Students in South Africa spend on average R42,120 a year, a survey shows. This is substantially more than the R35,900 spent by nonstudents.

The 2013 Student Village — Student Spend Report, a national review which profiled students, says the near 1-million student population is spending a staggering R39.5bn a year, a figure set to rise further.

Annually, students spend R6.2bn filling their bellies — most of it takeaways — and R2.8bn on alcoholic beverages.

Commentator Thami Mazwai, who in a column last year criticised university students at the country’s "Ivy League" institutions for drinking lavishly and throwing R200 notes at each other, said on Tuesday the survey revealed the consumption mentality prevalent among the young generation.

"It is a disturbing fact that the status of a person is encompassed in the kind of whisky that they drink. The kind of frivolous spending we see students partaking in is reinforcing a lifestyle that we South Africans need to move away from. Instead of spending that money, why don’t they find ways to make it grow? " he said.

Of the 681 respondents, 78% said their source of income was their parents, 24% said it was part-time work and 18% said they received money from a bursary or a sponsorship.

Market analyst Chris Moerdyk said it was not all that shocking or implausible that students outspent the average citizen, especially when there was rampant unemployment in the country.
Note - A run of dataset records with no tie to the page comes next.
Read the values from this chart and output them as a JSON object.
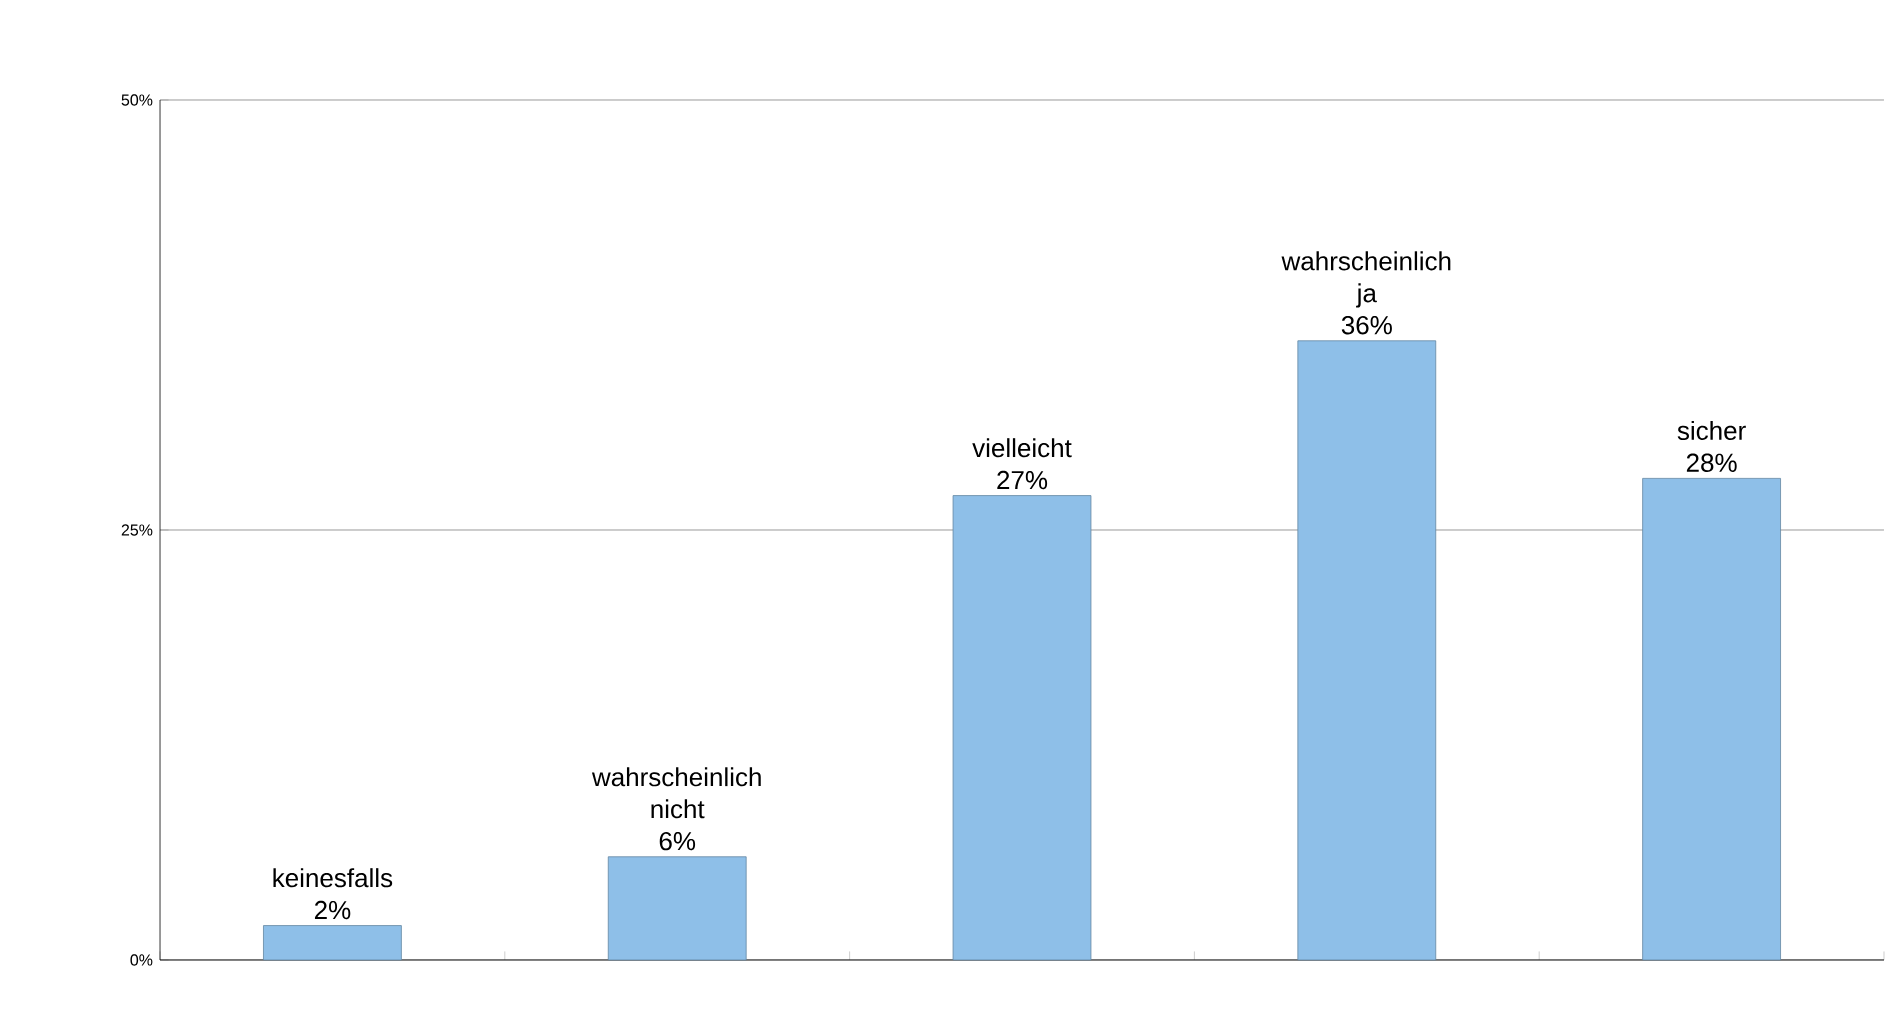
{
  "chart_data": {
    "type": "bar",
    "categories": [
      "keinesfalls",
      "wahrscheinlich nicht",
      "vielleicht",
      "wahrscheinlich ja",
      "sicher"
    ],
    "values": [
      2,
      6,
      27,
      36,
      28
    ],
    "value_labels": [
      "2%",
      "6%",
      "27%",
      "36%",
      "28%"
    ],
    "color": "#8ebfe8",
    "ylim": [
      0,
      50
    ],
    "yticks": [
      {
        "value": 0,
        "label": "0%"
      },
      {
        "value": 25,
        "label": "25%"
      },
      {
        "value": 50,
        "label": "50%"
      }
    ],
    "grid": "y"
  }
}
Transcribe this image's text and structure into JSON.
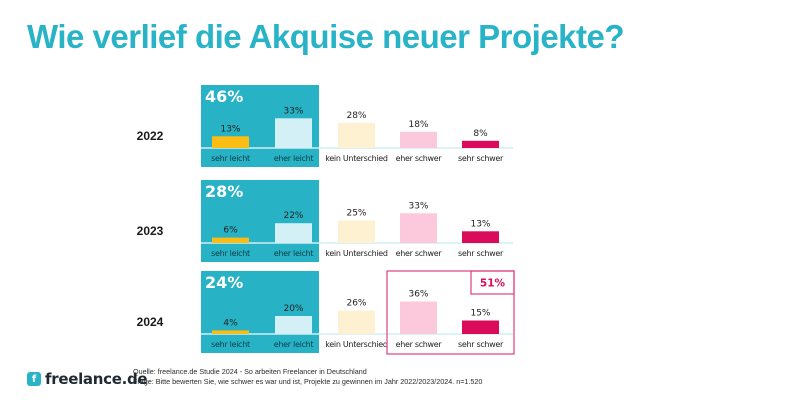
{
  "title": "Wie verlief die Akquise neuer Projekte?",
  "chart_data": {
    "type": "bar",
    "title": "Wie verlief die Akquise neuer Projekte?",
    "categories": [
      "sehr leicht",
      "eher leicht",
      "kein Unterschied",
      "eher schwer",
      "sehr schwer"
    ],
    "unit": "%",
    "rows": [
      {
        "year": "2022",
        "values": [
          13,
          33,
          28,
          18,
          8
        ],
        "easy_total": "46%"
      },
      {
        "year": "2023",
        "values": [
          6,
          22,
          25,
          33,
          13
        ],
        "easy_total": "28%"
      },
      {
        "year": "2024",
        "values": [
          4,
          20,
          26,
          36,
          15
        ],
        "easy_total": "24%",
        "hard_total": "51%"
      }
    ],
    "colors": {
      "sehr leicht": "#fbbd13",
      "eher leicht": "#d3f0f6",
      "kein Unterschied": "#fdf1d1",
      "eher schwer": "#fbc8dc",
      "sehr schwer": "#db0b5b",
      "easy_panel": "#27b2c5",
      "highlight_box": "#e0407e",
      "baseline": "#cfeef3"
    },
    "ylim": [
      0,
      40
    ],
    "grid": false,
    "legend": "none"
  },
  "footer": {
    "logo_text": "freelance.de",
    "source_line": "Quelle: freelance.de Studie 2024 - So arbeiten Freelancer in Deutschland",
    "question_line": "Frage: Bitte bewerten Sie, wie schwer es war und ist, Projekte zu gewinnen im Jahr 2022/2023/2024. n=1.520"
  }
}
"I’m not particularly surprised that students would spend more or, should we say, so much of their parents’ money.

"Given that tertiary education is quite pricey we must assume that the average student must have a lot of financial backing and support. It’s all about context. Youth in general, who make up 60% of our population, generally don’t have much spending power, but students do."

New research released by job search engine Adzuna yesterday sought to address the age-old debate on which faculties and degrees lead to better earnings.

The study showed that economics graduates will have the most spending power in future.

Entry-level jobs with an economics degree offer a hefty R448,507 a year, while a humanities graduate can expect to earn R271,386 a year.

The study analysed more than 70,000 live jobs to reveal the number of entry-level jobs available to university graduates.

Adzuna head of research Flora Lowther said engineering and finance sectors are rich in entry-level vacancies, with employers in these sectors being prepared to pay top dollar for university graduates — about 49% more than the national average. Hairdressers earn an average entry-level salary of R390,000 a year.

Graduates looking for high-paying jobs should head to Pietermaritzburg and Port Elizabeth, where they can earn an average pay of more than R450,000 a year. The worst-paying cities include Nelspruit and Witbank, where they can expect to earn less than R240,000 a year.